Britain's upper house of parliament has delivered a setback to the Prime Minister Theresa May's Brexit plan.
The House of Lords has voted to make an amendment to the legislation that will give Mrs May the power to trigger the legal process of leaving the European Union.
The amendment requires the government to introduce proposals within three months of the triggering of Article 50 to ensure EU citizens in the UK have the same residence rights after Brexit.
The vote, by 358 to 256, is the first parliamentary defeat for the government's Brexit bill.
However, MPs will be able to remove the changes when the bill returns to the House of Commons and Mrs May is still expected to be able to fulfil her plan to begin the exit process by the end of the month.

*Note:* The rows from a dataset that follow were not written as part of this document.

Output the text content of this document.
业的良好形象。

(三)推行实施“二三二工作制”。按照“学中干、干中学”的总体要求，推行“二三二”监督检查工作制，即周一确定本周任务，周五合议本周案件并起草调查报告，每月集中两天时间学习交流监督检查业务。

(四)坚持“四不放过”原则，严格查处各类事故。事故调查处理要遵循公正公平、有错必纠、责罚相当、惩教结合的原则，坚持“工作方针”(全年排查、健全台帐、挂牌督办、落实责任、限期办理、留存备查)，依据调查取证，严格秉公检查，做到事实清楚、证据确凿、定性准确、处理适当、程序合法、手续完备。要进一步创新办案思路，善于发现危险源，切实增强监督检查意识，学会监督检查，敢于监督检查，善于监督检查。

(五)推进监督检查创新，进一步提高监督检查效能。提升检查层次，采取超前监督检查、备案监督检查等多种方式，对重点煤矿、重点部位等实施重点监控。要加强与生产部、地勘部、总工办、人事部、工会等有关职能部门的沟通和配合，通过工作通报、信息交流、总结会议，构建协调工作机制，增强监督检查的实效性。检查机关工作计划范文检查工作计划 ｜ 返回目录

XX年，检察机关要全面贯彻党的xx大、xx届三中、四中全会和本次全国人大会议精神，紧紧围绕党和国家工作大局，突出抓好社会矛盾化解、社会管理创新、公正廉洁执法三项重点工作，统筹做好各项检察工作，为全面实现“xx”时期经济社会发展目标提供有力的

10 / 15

The Department for Exiting the EU said: "We are disappointed the Lords have chosen to amend a bill that the Commons passed without amendment.
"The bill has a straightforward purpose - to enact the referendum result and allow the government to get on with the negotiations."
The government said its position had "repeatedly been made clear", saying it wanted to guarantee the rights of EU citizens and British nationals "as early as we can".
Ahead of the vote, the government made a last-minute attempt to persuade peers not to change the draft legislation.
Brexit Minister Lord Bridges said the government had been keen to reach an agreement with other EU nations on the issue.
However, he said, "a small number of our European counterparts" insisted there could be no discussions until the formal Brexit talks begin once Article 50 had been invoked.
But most peers wanted a unilateral move from the UK government.
Labour's shadow Brexit minister Lady Hayter said the concerns of EU nationals here and British expats living in Europe shouldn't be "traded against each other".
"These people need to know now - not in two years' time or even 12 months' time. They simply can't put their lives on hold."
Seven Conservative peers voted in favour of the amendment, which was proposed by Labour with the support of the Liberal Democrats.
Among those opposing it during the sometimes heated exchanges was former Conservative cabinet minister Lord Tebbit, who said the debate seemed to focus on "nothing but the rights of foreigners".